Landauer le pose frontalement, HouseEurope! l’opérationnalise dans le champ législatif, Plan Libre l’éditorialise. La démolition était jusqu’ici l’angle mort de la profession : on construit, donc on a (parfois) démoli. Renverser : on démolit, donc on construit autrement. Le savoir d’architecte se déplace.

2. Le bâti existant est une matière, pas un patrimoine

Conserver-restaurer ne suffit pas, démolir-reconstruire non plus : entre les deux, le réemploi, la transformation, la déconstruction sélective. La matière déjà-là (béton, briques, charpentes, fenêtres) entre dans une économie nouvelle. Hobson désarme le béton, HouseEurope! le rentabilise par la rénovation, Landauer le théorise comme stock disponible (cf. exposition Architectures du stock, Pavillon de l’Arsenal, avril 2026).

3. Démolir engage une politique du bâti, pas seulement une technique

Hobson est la plus explicite : la filière béton est un dispositif productif lié à des choix énergétiques, fonciers, agricoles. La démolition ne peut pas être pensée hors de l’ANRU, de la spéculation immobilière, de la fiscalité européenne. HouseEurope! pose le terrain juridique. Plan Libre fait la chronique éditoriale du débat.

4. La main de l’architecte se déplace de la conception vers l’inventaire

Désamiantage, diagnostic, curetage, dépose soignée : la main qui démonte est aussi savante que la main qui assemble. Le geste change d’orientation temporelle (avant / après) mais conserve sa dignité technè. Articulation immédiate avec l’incitation A : ni « main abstraite » du système objet, ni dēmiourgós artisan du neuf, mais opérateur d’un cycle élargi, qui fait avec ce qui est déjà là.

5. La démolition convoque un public

HouseEurope! comme ICE met les citoyens européens en position de cosignataires de la loi. Plan Libre médiatise. Hobson écrit depuis la zad. Landauer signe ses interventions sur les grands ensembles. Démolir n’est jamais un huis clos technique : c’est un acte qui exige une scène publique d’évaluation. Lien direct avec le terrain public : démolition et politique publique se croisent.

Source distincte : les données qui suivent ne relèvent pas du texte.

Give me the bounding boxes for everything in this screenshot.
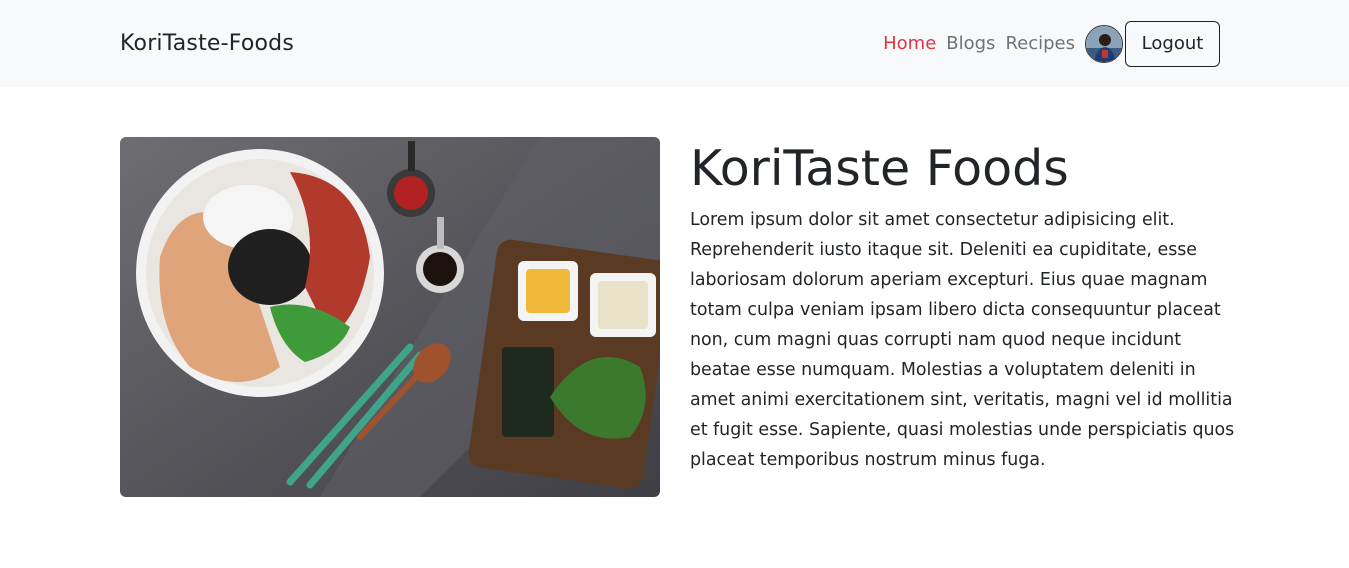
logout-button[interactable]: Logout — [1125, 20, 1220, 67]
food-image — [120, 137, 660, 497]
hero-section: KoriTaste Foods Lorem ipsum dolor sit am… — [0, 87, 1349, 497]
brand-link[interactable]: KoriTaste-Foods — [120, 31, 294, 56]
user-avatar[interactable] — [1085, 24, 1123, 63]
nav-links: Home Blogs Recipes Logout — [883, 20, 1220, 67]
hero-text: KoriTaste Foods Lorem ipsum dolor sit am… — [690, 137, 1235, 497]
hero-description: Lorem ipsum dolor sit amet consectetur a… — [690, 210, 1235, 470]
nav-link-home[interactable]: Home — [883, 33, 936, 54]
hero-title: KoriTaste Foods — [690, 140, 1069, 197]
nav-link-blogs[interactable]: Blogs — [946, 33, 995, 54]
navbar: KoriTaste-Foods Home Blogs Recipes Logou… — [0, 0, 1349, 87]
nav-link-recipes[interactable]: Recipes — [1005, 33, 1075, 54]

Comment mobiliser ce dossier en phase B

Encadré opérationnel pour la loge.

  • Hiérarchiser : Landauer pour la posture théorique d’architecte ; Hobson pour le tranchant politique ; HouseEurope! pour la dimension juridique et européenne ; Plan Libre pour la diversité éditoriale des positions.
  • Choisir l’angle selon B : si B parle de « ressource » ou de « stock », privilégier Landauer et HouseEurope! ; si B parle de « lutte » ou de « vivant », privilégier Hobson ; si B est plus formel ou esthétique, mobiliser Plan Libre.
  • Articuler à A explicitement : la démolition comme geste qui réinvestit une intelligence de la main (axe 1 du socle), contre l’arraisonnement industriel qui efface le geste (axe 2), et qui peut se relire comme dēmiourgós élargi opérant sur le commun bâti (axe 3).
  • Croiser avec le terrain public si B oriente vers la médiation ou la décision : voir terrain public et la passerelle.
  • Citer juste : Building Books 2025, La Découverte / Zones 2025, OBEL Award 2025, ICE 052. Ne pas inventer le n° de Plan Libre si la mémoire flanche, dire « le dossier Comment démolir, fin 2024 ».